The piece of diet advice I champion most is to eat for what you do. Here’s a good example of what I’m always yappin’ about.
My friend Trent just got back from a month of training down in Tucson. Like me, his main two sports are riding and climbing. Unlike me, he’s been focused more on climbing than riding. With my injury, I’ve been forced to change my concentration from cycling to climbing because it’s all I can do. Trent’s trip to the winter cycling Mecca that is Tucson got him more psyched on riding. The first thing he said when he get back was that he was getting too glycogen depleted and had to adjust his diet and eat more carbs. My diet, in turn, has changed in exactly the opposite way; I’m eating less carbs and a ton fewer calories.
A big problem with diet books—or diets in general—is that they tend to prescribe a single way to eat for all circumstances. It doesn’t take a genius to comprehend how you might need to eat more when you’re active than when you’re sedentary. But diet books that often recommend eating a certain way all the time, then backing it up with a lot of bizarre science, can cause a lot of conflict within our logical minds.
In the simplest sense, carbohydrates are fuel for the body. Your body doesn’t store them in its tissue unless they aren’t burned off and it’s forced to; in which case they are stored as adipose (or fat) tissue. So it stands to reason that you’ll want the amount that you consume, and hence the percentage of your daily calories, to change as your activity level changes.
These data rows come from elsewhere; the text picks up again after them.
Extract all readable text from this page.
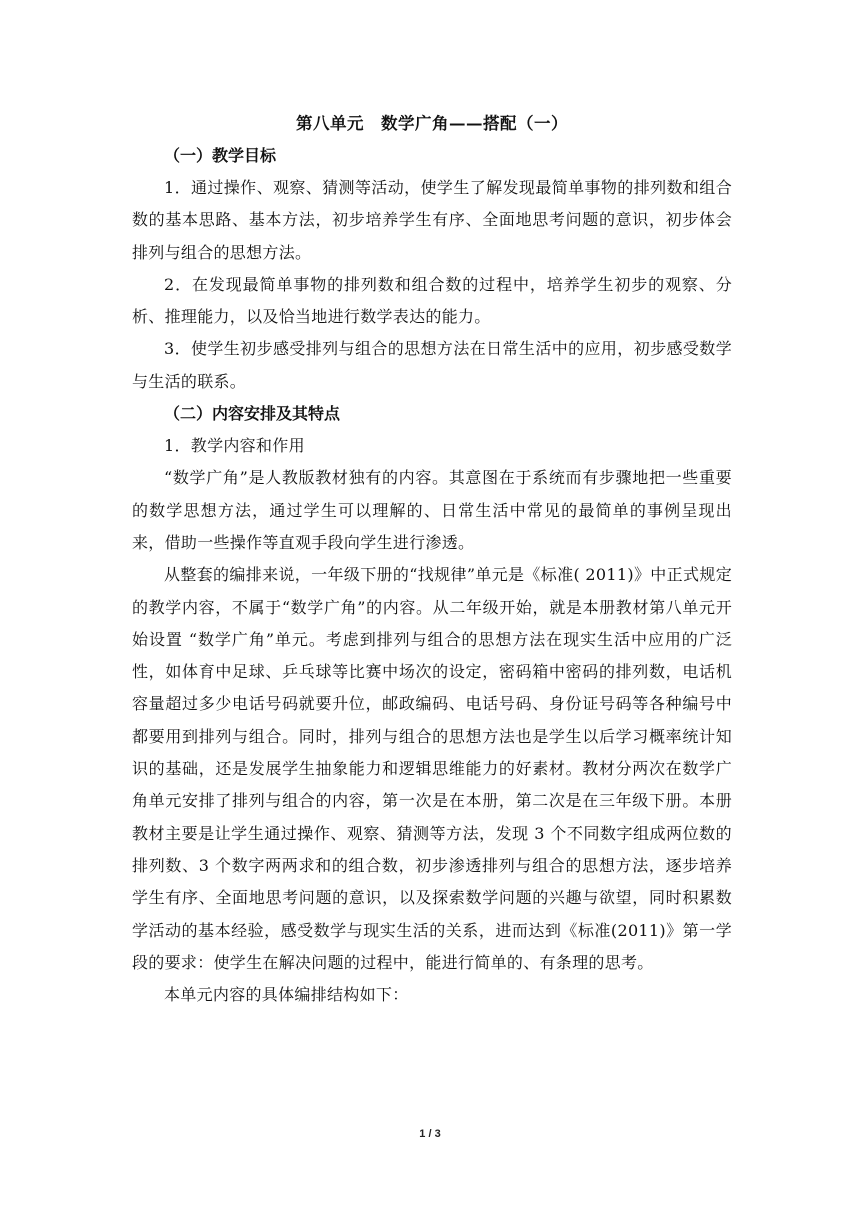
第八单元　数学广角——搭配（一）

（一）教学目标

1．通过操作、观察、猜测等活动，使学生了解发现最简单事物的排列数和组合数的基本思路、基本方法，初步培养学生有序、全面地思考问题的意识，初步体会排列与组合的思想方法。

2．在发现最简单事物的排列数和组合数的过程中，培养学生初步的观察、分析、推理能力，以及恰当地进行数学表达的能力。

3．使学生初步感受排列与组合的思想方法在日常生活中的应用，初步感受数学与生活的联系。

（二）内容安排及其特点

1．教学内容和作用

“数学广角”是人教版教材独有的内容。其意图在于系统而有步骤地把一些重要的数学思想方法，通过学生可以理解的、日常生活中常见的最简单的事例呈现出来，借助一些操作等直观手段向学生进行渗透。

从整套的编排来说，一年级下册的“找规律”单元是《标准( 2011)》中正式规定的教学内容，不属于“数学广角”的内容。从二年级开始，就是本册教材第八单元开始设置 “数学广角”单元。考虑到排列与组合的思想方法在现实生活中应用的广泛性，如体育中足球、乒乓球等比赛中场次的设定，密码箱中密码的排列数，电话机容量超过多少电话号码就要升位，邮政编码、电话号码、身份证号码等各种编号中都要用到排列与组合。同时，排列与组合的思想方法也是学生以后学习概率统计知识的基础，还是发展学生抽象能力和逻辑思维能力的好素材。教材分两次在数学广角单元安排了排列与组合的内容，第一次是在本册，第二次是在三年级下册。本册教材主要是让学生通过操作、观察、猜测等方法，发现 3 个不同数字组成两位数的排列数、3 个数字两两求和的组合数，初步渗透排列与组合的思想方法，逐步培养学生有序、全面地思考问题的意识，以及探索数学问题的兴趣与欲望，同时积累数学活动的基本经验，感受数学与现实生活的关系，进而达到《标准(2011)》第一学段的要求：使学生在解决问题的过程中，能进行简单的、有条理的思考。

本单元内容的具体编排结构如下：

1 / 3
Furthermore, you’re body can only store about an hour or so of glycogen (carbs converted into glucose, or blood sugar) in your blood and liver. So the longer you exercise the more carbohydrate you need to eat to replenish your blood sugar. If you run out of blood sugar during exercise you’re body is forced to tap into its tissues, both fat and muscle, for energy. This is less efficient, so you can’t perform as well and is referred to as “the bonk” in sporting terms. This is the reason that sports foods are loaded with carbohydrates (and better yet, sugar, which speeds into your system the quickest—bad at other times but good during sports).
Long, steady exercise, like cycling, requires a lot of carbohydrate replenishment throughout. If you don’t eat carbs you risk doing a lot of damage to your muscle tissue. Your body will react by first slowing you down and then forcing you to stop. Protein and fats consumed simple aren’t absorbed quick enough to do you any good during a ride. In fact, they can lead to gastric upset because they are hard to digest.
Less steady exercise, like climbing (especially bouldering and short climbs, or cragging, but not mountaineering at all), doesn’t require the same type of replenishment. Other than hiking to the crag, the work is mainly anaerobic and done in short bursts. In a day of climbing you’re not likely to extinguish you blood glycogen, even if you eat a balanced diet that is very slow to absorb, because you aren’t going at a steady state for more than an hour.
So even though they are both doing a lot of exercise, a climber can be fueled well by a diet that has a different caloric needs and ratios than a cyclist. Since the cyclist is continually burning up the calories consumed, he needs to consume more in general. And, since most of these added calories are carbs, it makes sense that two perfectly fit athletes would have vastly different macro-nutrient needs. Hence, the old diet switcharoo.
pics: beata and i ready for some pizza, bob's no-carb except beer diet; they all work, depending on what you do.